Em meados dessa década de 1970, a primeira grande crise mundial do petróleo acabava com os
sonhos nacionalistas e megalomaníacos dos militares brasileiros e dos seus
tecnocratas plenos de pretensa sabedoria. O irônico é que a origem daquela crise era o aumento dos preços dos barris de óleo. Atualmente, em 2015, a
preocupação dos países em desenvolvimento produtores de óleo é justamente o baixo preço desses mesmos barris, pois diminui a entrada de divisas e causa
instabilidades econômicas como na Rússia, Venezuela, Brasil...
Os anos 1970 em 1980
foram de crises cíclicas, inflação, desemprego e carestia. Nesse contexto
Brandão descreve uma realidade brasileira ficcional nos seguintes termos:
“Lembra quando líamos os livros (de
ficção científica) de Clarke, Asimov, Bradbury, Vogt, Vonnegut, Wul, Miller,
Wyndham, Heinlein? Eram supercivilizações, tecnocracia, sistemas
computadorizados, relativo – ainda que monótono – bem-estar. E aqui, o que há? Um
país subdesenvolvido vivendo em clima de ficção científica. Sempre fomos um
país incoerente, paradoxal. Mas não pensei que chegássemos a tanto. O que há
em volta de São Paulo? Um amontoado de acampamentos. Favelados, migrantes,
gente esfomeada, doentes, molambentos que vão terminar invadindo a cidade. Eles
não se aguentam muito além das cercas limites. Não há o que comer!” (pág.
92-93)
A cidade de São Paulo é
a estrela decadente do romance. Um ar seco, quente, malsão, paira sobre a
imensa mancha urbana onde o verde foi exterminado devido às sistemáticas agressões contra o meio ambiente. O discurso ufanista enaltecia a potência e
majestade da locomotiva brasileira, São Paulo arrastando o país, com sua economia e vontade pétrea de vencer. Atrás vinham, a reboque, os vagões da Federação, dos mais nobres aos mais simples e acanhados.
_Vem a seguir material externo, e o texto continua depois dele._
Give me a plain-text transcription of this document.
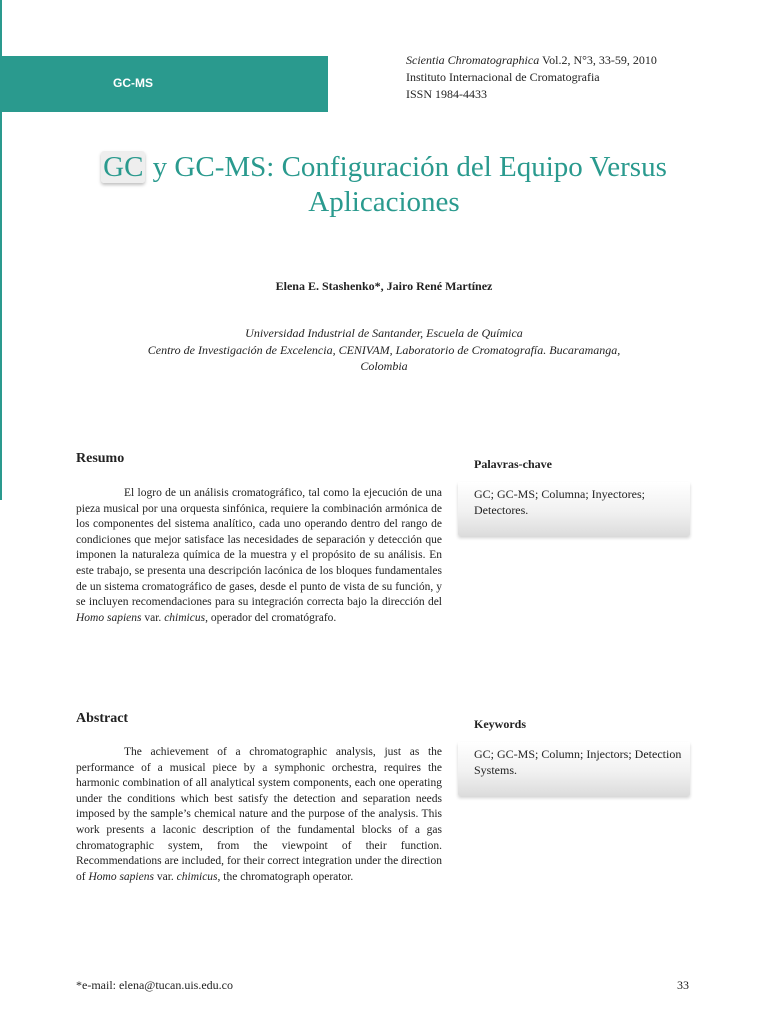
GC-MS
Scientia Chromatographica Vol.2, N°3, 33-59, 2010
Instituto Internacional de Cromatografia
ISSN 1984-4433
GC y GC-MS: Configuración del Equipo Versus
Aplicaciones
Elena E. Stashenko*, Jairo René Martínez
Universidad Industrial de Santander, Escuela de Química
Centro de Investigación de Excelencia, CENIVAM, Laboratorio de Cromatografía. Bucaramanga,
Colombia
Resumo
El logro de un análisis cromatográfico, tal como la ejecución de una pieza musical por una orquesta sinfónica, requiere la combinación armónica de los componentes del sistema analítico, cada uno operando dentro del rango de condiciones que mejor satisface las necesidades de separación y detección que imponen la naturaleza química de la muestra y el propósito de su análisis. En este trabajo, se presenta una descripción lacónica de los bloques fundamentales de un sistema cromatográfico de gases, desde el punto de vista de su función, y se incluyen recomendaciones para su integración correcta bajo la dirección del Homo sapiens var. chimicus, operador del cromatógrafo.
Palavras-chave
GC; GC-MS; Columna; Inyectores; Detectores.
Abstract
The achievement of a chromatographic analysis, just as the performance of a musical piece by a symphonic orchestra, requires the harmonic combination of all analytical system components, each one operating under the conditions which best satisfy the detection and separation needs imposed by the sample’s chemical nature and the purpose of the analysis. This work presents a laconic description of the fundamental blocks of a gas chromatographic system, from the viewpoint of their function. Recommendations are included, for their correct integration under the direction of Homo sapiens var. chimicus, the chromatograph operator.
Keywords
GC; GC-MS; Column; Injectors; Detection Systems.
*e-mail: elena@tucan.uis.edu.co	33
O que restou desse delírio são problemas toscos, um caos a mais no cenário nacional, uma cidade tão miserável
e violenta como qualquer dos rincões desprezados, distantes apenas no
geo-imaginário dos filhos bastardos dos barões quatrocentões.
São Paulo é um oximoro urbano pós-industrial.
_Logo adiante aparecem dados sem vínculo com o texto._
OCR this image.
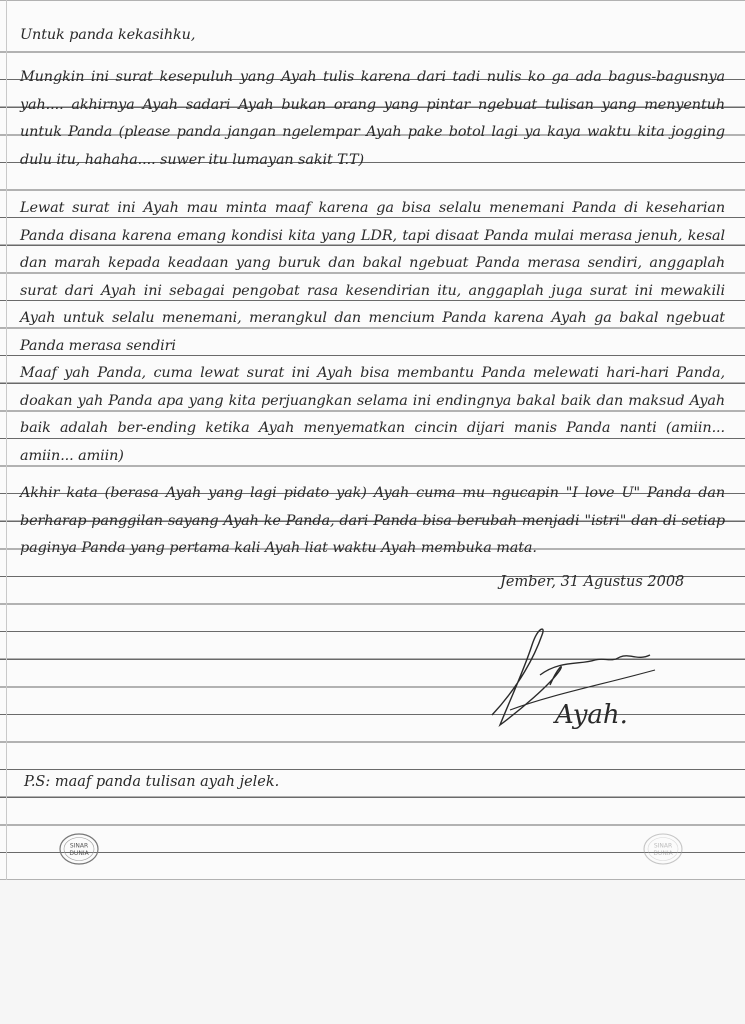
Untuk panda kekasihku,
Mungkin ini surat kesepuluh yang Ayah tulis karena dari tadi nulis ko ga ada bagus-bagusnya yah.... akhirnya Ayah sadari Ayah bukan orang yang pintar ngebuat tulisan yang menyentuh untuk Panda (please panda jangan ngelempar Ayah pake botol lagi ya kaya waktu kita jogging dulu itu, hahaha.... suwer itu lumayan sakit T.T)
Lewat surat ini Ayah mau minta maaf karena ga bisa selalu menemani Panda di keseharian Panda disana karena emang kondisi kita yang LDR, tapi disaat Panda mulai merasa jenuh, kesal dan marah kepada keadaan yang buruk dan bakal ngebuat Panda merasa sendiri, anggaplah surat dari Ayah ini sebagai pengobat rasa kesendirian itu, anggaplah juga surat ini mewakili Ayah untuk selalu menemani, merangkul dan mencium Panda karena Ayah ga bakal ngebuat Panda merasa sendiri
Maaf yah Panda, cuma lewat surat ini Ayah bisa membantu Panda melewati hari-hari Panda, doakan yah Panda apa yang kita perjuangkan selama ini endingnya bakal baik dan maksud Ayah baik adalah ber-ending ketika Ayah menyematkan cincin dijari manis Panda nanti (amiin... amiin... amiin)
Akhir kata (berasa Ayah yang lagi pidato yak) Ayah cuma mu ngucapin "I love U" Panda dan berharap panggilan sayang Ayah ke Panda, dari Panda bisa berubah menjadi "istri" dan di setiap paginya Panda yang pertama kali Ayah liat waktu Ayah membuka mata.
Jember, 31 Agustus 2008
Ayah.
P.S: maaf panda tulisan ayah jelek.
SINAR
DUNIA
SINAR
DUNIA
São Paulo é um oximoro urbano pós-industrial.
As críticas contra os
desvarios da ditadura não eram exclusividade dos escritores, músicos e jornalistas. O humor denunciava e ridicularizava os laços emotivos, piegas e edulcorados de um regime
decadente e atavicamente jeca. Em junho de 1969, surgia no Rio de Janeiro O Pasquim, um jornal alternativo que atingiu a tiragem de 20 mil
exemplares em todo o Brasil. Tornou-se o principal veículo crítico ao regime
militar e marcou uma época crítica da repressão política e da abertura gradativa rumo à
nova democracia.
Em São Paulo, um marco foi o surgimento do Circo Editorial, em 1984, que lançou charges, histórias em quadrinhos e uma estética urbana paulistana saída dos traços de Angeli, Chico Caruso, Glauco, Laerte, Luiz Gê, Paulo Caruso e Alcy. A série em quadrinhos Os piratas do Tietê, destila uma violência absurda e surreal, tendo como eixo cênico principal as águas mortas do rio Tietê. “Cidade multicultural e cosmopolita, principalmente a partir do início do século XX, São Paulo desenvolveu-se com a chegada de imigrantes de várias partes do mundo e migrantes de outras regiões do país. A mistura de raças, crenças e comportamentos gerou um humor distinto, no qual estão presentes o comportamento esquentado dos italianos, a teimosia dos espanhóis, a ironia judaica, a aspereza do concreto e uma mentalidade racional, fria e objetiva de uma urbe voltada para o trabalho. As tribos que cultivam determinados hábitos (roqueiros, hare krishnas, militantes políticos, playboys, etc.) cruzam-se em calçadas, bares e edifícios”. (Humor Paulistano, São Paulo: SESI, 2014, p. 413)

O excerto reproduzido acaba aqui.